Speaking to journalists at the Triumph Heritage Empowerment Party national convention, Polye said it is even more shocking that this was allowed by prime minister Peter O’Neill.
“If prime minister Turnbull is encouraging that kind of attitude, prime minister Turnbull needs to tell the world that he is like that. “How can he not allow Papua New Guinea media?
“If he has no confidence in the Papua New Guinea media, then don’t come to Papua New Guinea,” Polye said.
He reminded Turnbull that PNG was no longer a colony of Australia and was an independent state and as such must be treated with respect.
“It’s a slap to the face of Papua New Guinea as an independent people and independent nation to have a prime minister of Australia not allow Papua New Guinea’s own journalists to report his visit to Papua New Guinea.
“That is a big embarrassment and, whatever reason he has, prime minister Turnbull needs to tell the world that he is supporting suppression, that he is supporting subjugation, that he is supporting undemocratic ways of not allowing freedom of speech and freedom of movement by the people of Papua New guinea,”
Polye further said O’Neill should bow his head in shame for allowing such a thing to happen in the country.

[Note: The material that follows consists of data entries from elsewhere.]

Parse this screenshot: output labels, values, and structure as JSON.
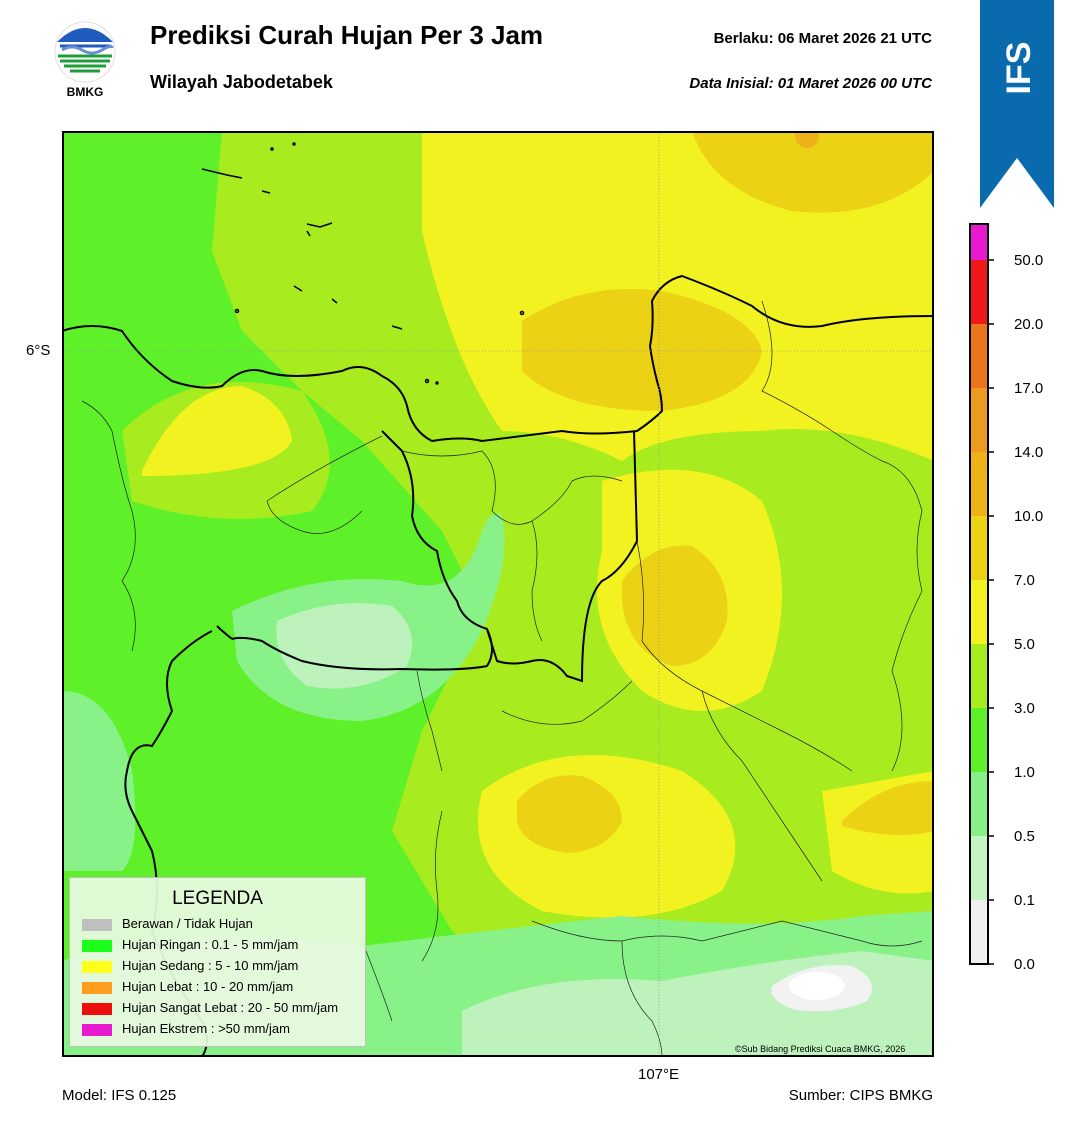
{
  "header": {
    "title": "Prediksi Curah Hujan Per 3 Jam",
    "subtitle": "Wilayah Jabodetabek",
    "valid_label": "Berlaku:  06 Maret 2026 21 UTC",
    "init_label": "Data Inisial:  01 Maret 2026 00 UTC",
    "logo_text": "BMKG"
  },
  "banner": {
    "text": "IFS",
    "color": "#0a6aae"
  },
  "map": {
    "lat_label": "6°S",
    "lon_label": "107°E",
    "copyright": "©Sub Bidang Prediksi Cuaca BMKG, 2026",
    "colors": {
      "very_light": "#f2f2f2",
      "pale_green": "#bdf2bd",
      "light_green": "#88f288",
      "green": "#5ef028",
      "yellow_green": "#a8ec20",
      "yellow": "#f2f220",
      "gold": "#ecd214",
      "orange_gold": "#ecb218"
    }
  },
  "legend": {
    "title": "LEGENDA",
    "items": [
      {
        "label": "Berawan / Tidak Hujan",
        "color": "#bfbfbf"
      },
      {
        "label": "Hujan Ringan : 0.1 - 5 mm/jam",
        "color": "#1cff1c"
      },
      {
        "label": "Hujan Sedang : 5 - 10 mm/jam",
        "color": "#ffff1c"
      },
      {
        "label": "Hujan Lebat : 10 - 20 mm/jam",
        "color": "#ff9d1c"
      },
      {
        "label": "Hujan Sangat Lebat : 20 - 50 mm/jam",
        "color": "#ee0d0d"
      },
      {
        "label": "Hujan Ekstrem : >50 mm/jam",
        "color": "#e81ad0"
      }
    ]
  },
  "colorbar": {
    "ticks": [
      "0.0",
      "0.1",
      "0.5",
      "1.0",
      "3.0",
      "5.0",
      "7.0",
      "10.0",
      "14.0",
      "17.0",
      "20.0",
      "50.0"
    ],
    "colors": [
      "#f0f0f0",
      "#c4f4c4",
      "#86f086",
      "#5ef028",
      "#a8ec20",
      "#f2f220",
      "#ecd214",
      "#ecb218",
      "#ec9a20",
      "#e8741c",
      "#ee1a1a",
      "#e81ad0"
    ]
  },
  "footer": {
    "model": "Model: IFS 0.125",
    "source": "Sumber: CIPS BMKG"
  }
}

The first incident happened at Bomana War Cemetery where PNG journalists were asked to leave several times, the reason being that only “Australian issues” would be discussed.

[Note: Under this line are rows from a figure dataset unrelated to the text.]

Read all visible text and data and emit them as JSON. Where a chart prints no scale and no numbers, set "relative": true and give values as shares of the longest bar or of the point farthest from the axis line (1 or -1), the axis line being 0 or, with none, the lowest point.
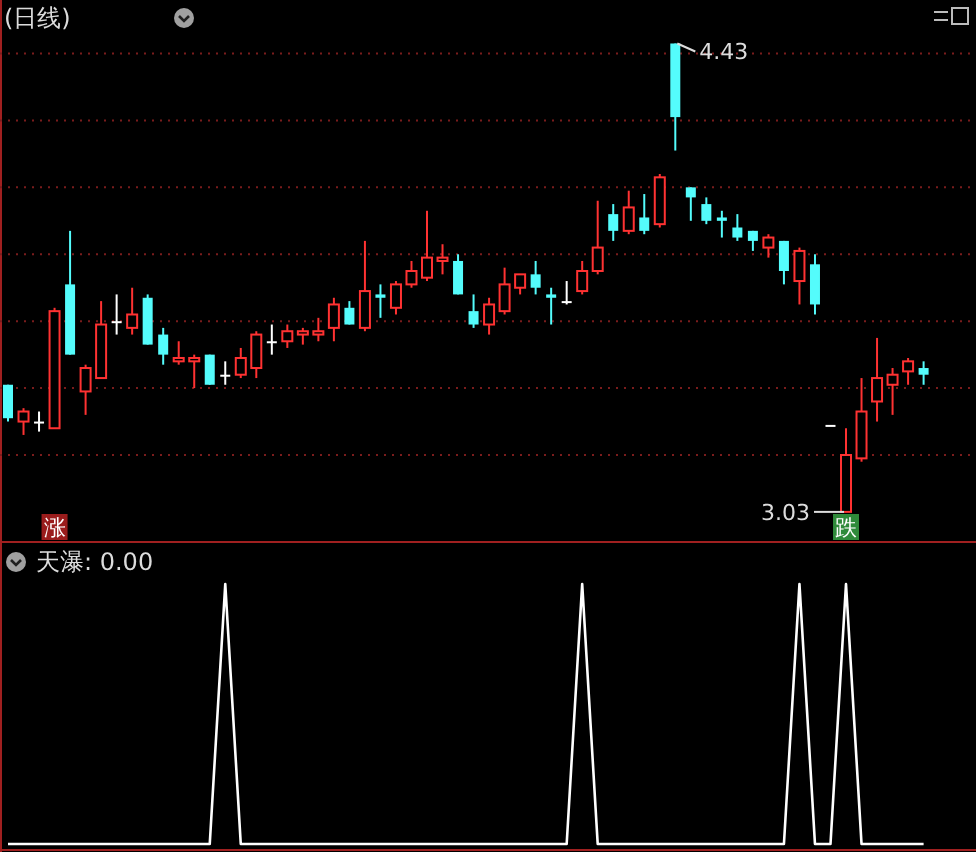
{
  "chart_data": [
    {
      "type": "candlestick",
      "title": "(日线)",
      "categories": [
        null,
        null,
        null,
        null,
        null,
        null,
        null,
        null,
        null,
        null,
        null,
        null,
        null,
        null,
        null,
        null,
        null,
        null,
        null,
        null,
        null,
        null,
        null,
        null,
        null,
        null,
        null,
        null,
        null,
        null,
        null,
        null,
        null,
        null,
        null,
        null,
        null,
        null,
        null,
        null,
        null,
        null,
        null,
        null,
        null,
        null,
        null,
        null,
        null,
        null,
        null,
        null,
        null,
        null,
        null,
        null,
        null,
        null,
        null,
        null
      ],
      "ohlc": [
        [
          3.41,
          3.41,
          3.3,
          3.31
        ],
        [
          3.3,
          3.34,
          3.26,
          3.33
        ],
        [
          3.3,
          3.33,
          3.27,
          3.3
        ],
        [
          3.28,
          3.64,
          3.28,
          3.63
        ],
        [
          3.71,
          3.87,
          3.5,
          3.5
        ],
        [
          3.39,
          3.47,
          3.32,
          3.46
        ],
        [
          3.43,
          3.66,
          3.43,
          3.59
        ],
        [
          3.6,
          3.68,
          3.56,
          3.6
        ],
        [
          3.58,
          3.7,
          3.56,
          3.62
        ],
        [
          3.67,
          3.68,
          3.53,
          3.53
        ],
        [
          3.56,
          3.58,
          3.47,
          3.5
        ],
        [
          3.48,
          3.54,
          3.47,
          3.49
        ],
        [
          3.48,
          3.5,
          3.4,
          3.49
        ],
        [
          3.5,
          3.5,
          3.41,
          3.41
        ],
        [
          3.44,
          3.48,
          3.41,
          3.44
        ],
        [
          3.44,
          3.52,
          3.43,
          3.49
        ],
        [
          3.46,
          3.57,
          3.43,
          3.56
        ],
        [
          3.54,
          3.59,
          3.5,
          3.54
        ],
        [
          3.54,
          3.59,
          3.52,
          3.57
        ],
        [
          3.56,
          3.58,
          3.53,
          3.57
        ],
        [
          3.56,
          3.61,
          3.54,
          3.57
        ],
        [
          3.58,
          3.67,
          3.54,
          3.65
        ],
        [
          3.64,
          3.66,
          3.59,
          3.59
        ],
        [
          3.58,
          3.84,
          3.57,
          3.69
        ],
        [
          3.68,
          3.71,
          3.61,
          3.67
        ],
        [
          3.64,
          3.72,
          3.62,
          3.71
        ],
        [
          3.71,
          3.78,
          3.7,
          3.75
        ],
        [
          3.73,
          3.93,
          3.72,
          3.79
        ],
        [
          3.78,
          3.83,
          3.74,
          3.79
        ],
        [
          3.78,
          3.8,
          3.68,
          3.68
        ],
        [
          3.63,
          3.68,
          3.58,
          3.59
        ],
        [
          3.59,
          3.67,
          3.56,
          3.65
        ],
        [
          3.63,
          3.76,
          3.62,
          3.71
        ],
        [
          3.7,
          3.74,
          3.68,
          3.74
        ],
        [
          3.74,
          3.78,
          3.68,
          3.7
        ],
        [
          3.68,
          3.7,
          3.59,
          3.67
        ],
        [
          3.66,
          3.72,
          3.65,
          3.66
        ],
        [
          3.69,
          3.78,
          3.68,
          3.75
        ],
        [
          3.75,
          3.96,
          3.74,
          3.82
        ],
        [
          3.92,
          3.95,
          3.84,
          3.87
        ],
        [
          3.87,
          3.99,
          3.86,
          3.94
        ],
        [
          3.91,
          3.98,
          3.86,
          3.87
        ],
        [
          3.89,
          4.04,
          3.88,
          4.03
        ],
        [
          4.43,
          4.43,
          4.11,
          4.21
        ],
        [
          4.0,
          4.0,
          3.9,
          3.97
        ],
        [
          3.95,
          3.97,
          3.89,
          3.9
        ],
        [
          3.91,
          3.93,
          3.85,
          3.9
        ],
        [
          3.88,
          3.92,
          3.84,
          3.85
        ],
        [
          3.87,
          3.87,
          3.81,
          3.84
        ],
        [
          3.82,
          3.86,
          3.79,
          3.85
        ],
        [
          3.84,
          3.84,
          3.71,
          3.75
        ],
        [
          3.72,
          3.82,
          3.65,
          3.81
        ],
        [
          3.77,
          3.8,
          3.62,
          3.65
        ],
        [
          3.29,
          3.29,
          3.29,
          3.29
        ],
        [
          3.03,
          3.28,
          3.03,
          3.2
        ],
        [
          3.19,
          3.43,
          3.18,
          3.33
        ],
        [
          3.36,
          3.55,
          3.3,
          3.43
        ],
        [
          3.41,
          3.46,
          3.32,
          3.44
        ],
        [
          3.45,
          3.49,
          3.41,
          3.48
        ],
        [
          3.46,
          3.48,
          3.41,
          3.44
        ]
      ],
      "colors": [
        "#54fcfc",
        "#ff3232",
        "#ffffff",
        "#ff3232",
        "#54fcfc",
        "#ff3232",
        "#ff3232",
        "#ffffff",
        "#ff3232",
        "#54fcfc",
        "#54fcfc",
        "#ff3232",
        "#ff3232",
        "#54fcfc",
        "#ffffff",
        "#ff3232",
        "#ff3232",
        "#ffffff",
        "#ff3232",
        "#ff3232",
        "#ff3232",
        "#ff3232",
        "#54fcfc",
        "#ff3232",
        "#54fcfc",
        "#ff3232",
        "#ff3232",
        "#ff3232",
        "#ff3232",
        "#54fcfc",
        "#54fcfc",
        "#ff3232",
        "#ff3232",
        "#ff3232",
        "#54fcfc",
        "#54fcfc",
        "#ffffff",
        "#ff3232",
        "#ff3232",
        "#54fcfc",
        "#ff3232",
        "#54fcfc",
        "#ff3232",
        "#54fcfc",
        "#54fcfc",
        "#54fcfc",
        "#54fcfc",
        "#54fcfc",
        "#54fcfc",
        "#ff3232",
        "#54fcfc",
        "#ff3232",
        "#54fcfc",
        "#ffffff",
        "#ff3232",
        "#ff3232",
        "#ff3232",
        "#ff3232",
        "#ff3232",
        "#54fcfc"
      ],
      "ylim": [
        2.94,
        4.56
      ],
      "yticks": [
        {
          "value": 3.2,
          "label": null
        },
        {
          "value": 3.4,
          "label": null
        },
        {
          "value": 3.6,
          "label": null
        },
        {
          "value": 3.8,
          "label": null
        },
        {
          "value": 4.0,
          "label": null
        },
        {
          "value": 4.2,
          "label": null
        },
        {
          "value": 4.4,
          "label": null
        }
      ],
      "grid": true,
      "annotations": [
        "4.43",
        "3.03",
        "涨",
        "跌"
      ]
    },
    {
      "type": "line",
      "title": "天瀑: 0.00",
      "relative": true,
      "categories": [
        null,
        null,
        null,
        null,
        null,
        null,
        null,
        null,
        null,
        null,
        null,
        null,
        null,
        null,
        null,
        null,
        null,
        null,
        null,
        null,
        null,
        null,
        null,
        null,
        null,
        null,
        null,
        null,
        null,
        null,
        null,
        null,
        null,
        null,
        null,
        null,
        null,
        null,
        null,
        null,
        null,
        null,
        null,
        null,
        null,
        null,
        null,
        null,
        null,
        null,
        null,
        null,
        null,
        null,
        null,
        null,
        null,
        null,
        null,
        null
      ],
      "series": [
        {
          "color": "#ffffff",
          "values": [
            0,
            0,
            0,
            0,
            0,
            0,
            0,
            0,
            0,
            0,
            0,
            0,
            0,
            0,
            1,
            0,
            0,
            0,
            0,
            0,
            0,
            0,
            0,
            0,
            0,
            0,
            0,
            0,
            0,
            0,
            0,
            0,
            0,
            0,
            0,
            0,
            0,
            1,
            0,
            0,
            0,
            0,
            0,
            0,
            0,
            0,
            0,
            0,
            0,
            0,
            0,
            1,
            0,
            0,
            1,
            0,
            0,
            0,
            0,
            0
          ]
        }
      ]
    }
  ]
}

The second incident took place at the Airways Hotel, where local journalists were informed not to ask questions during a joint press conference.
In the other incident, journalists from the Post–Courier newspaper attending a business breakfast, which their organisation paid for, were not served a meal.
Local journalists expressed anger on social media while a PNG-based overseas journalist expressed disappointment and embarrassment.
The regional organisation, Pacific Freedom Forum, called for a review of media relations after the “shocking bans” of the first two incidents.
"Standing on sacred ground is no place to deny freedoms that many died defending", says PFF Chair Monica Miller of the Bomana War Cemetery farce.
And of the second she said "Australia has long faced criticism from the region for arrogant, neo-colonial attitude."
"Issuing bans is no way to disprove those criticisms."